Troubleshooting isn’t just about fixing things. It’s about understanding the problem at hand.

That’s something I’ve learned again and again—in code, in systems, and even in everyday life. The instinct to pause, observe, and go deeper is what separates a quick patch from a real resolution.


A Tech Example

Your build pipeline fails. Maybe your .NET project doesn’t compile on Azure DevOps. The natural instinct is to think, “It must be a cloud agent issue.” But wait—does it fail on your local machine too?

If not, the issue isn’t your code. It’s something about the hosted environment. If it does fail locally, now you’re on to something. Could it be a missing package, a bad path, a wrong version of the SDK?

You start peeling layers. You recreate the steps. You mimic the environment. You compare logs, configurations, build parameters. You go step by step.

That’s troubleshooting. It’s not about rushing to the answer—it’s about understanding the system, its state, and where it diverges from what you expect.


A Real-World Example

Let’s say your kitchen sink is pooling water. First reaction? Go buy some chemical drain cleaner and dump it in. But that’s not troubleshooting—that’s trial-and-error with a price tag.

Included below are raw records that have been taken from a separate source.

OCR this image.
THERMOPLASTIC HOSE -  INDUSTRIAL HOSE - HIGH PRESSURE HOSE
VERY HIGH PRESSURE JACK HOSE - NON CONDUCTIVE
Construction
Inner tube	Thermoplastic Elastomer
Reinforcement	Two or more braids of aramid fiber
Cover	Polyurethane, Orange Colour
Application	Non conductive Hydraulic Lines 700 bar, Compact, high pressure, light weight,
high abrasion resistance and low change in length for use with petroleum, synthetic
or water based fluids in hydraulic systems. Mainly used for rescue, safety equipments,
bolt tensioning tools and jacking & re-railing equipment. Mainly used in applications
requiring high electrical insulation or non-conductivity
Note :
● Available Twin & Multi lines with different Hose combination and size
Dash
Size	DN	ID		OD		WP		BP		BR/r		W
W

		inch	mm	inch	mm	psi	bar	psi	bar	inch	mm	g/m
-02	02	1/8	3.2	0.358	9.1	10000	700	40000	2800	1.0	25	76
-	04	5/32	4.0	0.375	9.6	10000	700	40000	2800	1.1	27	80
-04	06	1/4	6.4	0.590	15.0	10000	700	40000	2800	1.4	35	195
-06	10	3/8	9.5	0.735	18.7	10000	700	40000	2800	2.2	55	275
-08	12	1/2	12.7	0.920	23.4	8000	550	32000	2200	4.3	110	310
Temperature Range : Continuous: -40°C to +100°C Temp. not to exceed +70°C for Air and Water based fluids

Instead, stop and ask: Why is the water pooling? Where’s the trap? Is it blocked? What’s the principle of how this pipe system works?

You take a wrench. You place a bowl underneath. You loosen the trap. You inspect. Maybe it’s food scraps or grease buildup. You clean it, reassemble, test—and now you not only solved it, but you understand how it works. You’ve learned something.

That’s what matters. Not just solving, but understanding.


Be Methodical

When you’re troubleshooting anything, it’s critical to be methodical. Start with a few simple questions:

  • What exactly is the problem?
  • When did it start happening?
  • What changed?
  • Can I isolate it? Can I reproduce it?

You don’t panic. You don’t jump to the most complex fix. You walk through it. You verify assumptions. You understand.

Because once you understand a system—really understand it—the solution often reveals itself. It’s not magic. It’s not guesswork. It’s clarity.


The Mindset

This mindset—to troubleshoot, to explore, to be curious—applies to everything. A flaky Wi-Fi connection. A sudden drop in app performance. A teammate who seems off.

It all starts with a willingness to go one level deeper, to ask, what’s really going on here?


If you want to go far—in engineering, in leadership, in life—learn to go one step forward. Don’t rush past the problem. Sit with it. Study it.

Understanding is the path. Curiosity is the spark.